I just added the capacities inside the initialCapacities map then saved those to the CapacityRepository inside the loadData method.

We can now check if the number of reservations in the requested time exceeds the capacity and reject the reservation request if it does.

So here is the logic: We need to fetch the number of reservations that are on the same day and overlap with this current request. Then we need to fetch the capacity for this amenity type, and if the capacity is exceeded we can throw an exception.

Therefore we need a query to get the number of potentially overlapping reservations. It is not the easiest query to write, but JPA is very convenient and we can access that query inside our ReservationRepository without needing to write any SQL or HQL (Hibernate Query Language).

I encourage you to try it yourself before moving forward, because this is like the sole reason why I have included this concept of capacity in this tutorial (to show an example of a more advanced JPA query).

So this is how the ReservationService's create method looks. You need to replace the 0 with a call to reservationRepository to get the number of overlapping reservations.

If the current number of overlapping reservations is equal to the capacity, it means that the next one will exceed it so we throw the exception.

public Long create(final Reservation reservation) {
        int capacity = capacityRepository.findByAmenityType(reservation.getAmenityType()).getCapacity();
        int overlappingReservations = 0; // TODO

        if (overlappingReservations >= capacity) {
            // Throw a custom exception
        }

        return reservationRepository.save(reservation).getId();
    }

To find the overlapping reservations there are a few conditions we need to check:

First of all, the reservation date should be the same as the date in the request.

  1. Start time can be before the startTime of a new request. In that case, the end time should be later than our request, in order to overlap. (startTimeBeforeAndEndTimeAfter)
  2. Or, endTime can be after but the startTime can actually be between the startTime and endTime of the request. (endTimeAfterOrStartTimeBetween)

So our final query should return all reservations which match any of these 2 possibilities.

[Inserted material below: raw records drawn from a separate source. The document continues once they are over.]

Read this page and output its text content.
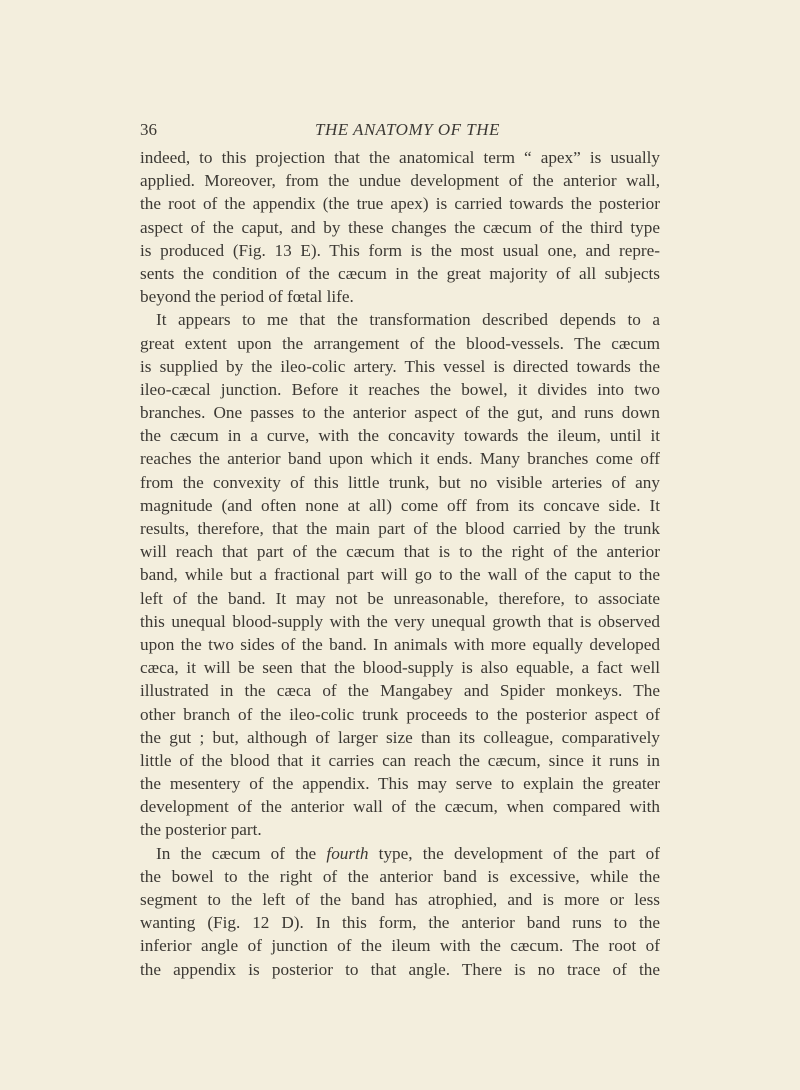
36	THE ANATOMY OF THE
indeed, to this projection that the anatomical term “ apex” is usually
applied. Moreover, from the undue development of the anterior wall,
the root of the appendix (the true apex) is carried towards the posterior
aspect of the caput, and by these changes the cæcum of the third type
is produced (Fig. 13 E). This form is the most usual one, and repre-
sents the condition of the cæcum in the great majority of all subjects
beyond the period of fœtal life.
It appears to me that the transformation described depends to a
great extent upon the arrangement of the blood-vessels. The cæcum
is supplied by the ileo-colic artery. This vessel is directed towards the
ileo-cæcal junction. Before it reaches the bowel, it divides into two
branches. One passes to the anterior aspect of the gut, and runs down
the cæcum in a curve, with the concavity towards the ileum, until it
reaches the anterior band upon which it ends. Many branches come off
from the convexity of this little trunk, but no visible arteries of any
magnitude (and often none at all) come off from its concave side. It
results, therefore, that the main part of the blood carried by the trunk
will reach that part of the cæcum that is to the right of the anterior
band, while but a fractional part will go to the wall of the caput to the
left of the band. It may not be unreasonable, therefore, to associate
this unequal blood-supply with the very unequal growth that is observed
upon the two sides of the band. In animals with more equally developed
cæca, it will be seen that the blood-supply is also equable, a fact well
illustrated in the cæca of the Mangabey and Spider monkeys. The
other branch of the ileo-colic trunk proceeds to the posterior aspect of
the gut ; but, although of larger size than its colleague, comparatively
little of the blood that it carries can reach the cæcum, since it runs in
the mesentery of the appendix. This may serve to explain the greater
development of the anterior wall of the cæcum, when compared with
the posterior part.
In the cæcum of the fourth type, the development of the part of
the bowel to the right of the anterior band is excessive, while the
segment to the left of the band has atrophied, and is more or less
wanting (Fig. 12 D). In this form, the anterior band runs to the
inferior angle of junction of the ileum with the cæcum. The root of
the appendix is posterior to that angle. There is no trace of the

We can express it like this:

List<Reservation> findReservationsByReservationDateAndStartTimeBeforeAndEndTimeAfterOrStartTimeBetween
            (LocalDate reservationDate, LocalTime startTime, LocalTime endTime, LocalTime betweenStart, LocalTime betweenEnd);

And the final create method looks like this:

 public Long create(final Reservation reservation) {
        int capacity = capacityRepository.findByAmenityType(reservation.getAmenityType()).getCapacity();
        int overlappingReservations = reservationRepository
                .findReservationsByReservationDateAndStartTimeBeforeAndEndTimeAfterOrStartTimeBetween(
                        reservation.getReservationDate(),
                        reservation.getStartTime(), reservation.getEndTime(),
                        reservation.getStartTime(), reservation.getEndTime()).size();

        if (overlappingReservations >= capacity) {
            throw new CapacityFullException("This amenity's capacity is full at desired time");
        }

        return reservationRepository.save(reservation).getId();
    }

You don't need to worry about the custom exception, but if you are interested in that, here is the code:

package com.amenity_reservation_system.exception;

public class CapacityFullException extends RuntimeException {
    public CapacityFullException(String message) {
        super(message);
    }
}

We should normally show an error modal if the capacity is exceeded but I will skip that to avoid repetitive UI stuff. You can try that as a challenge if you wish.

Conclusion

In this tutorial, we have learned about so many technologies that make development with Spring Boot easier and faster.

I believe many people underestimate the framework in terms of development speed and the quality of the resulting work.

Assuming you are fluent with the technology, I would argue that Spring Boot is not any slower (in development) than any other backend framework if you do everything in the modern fashion.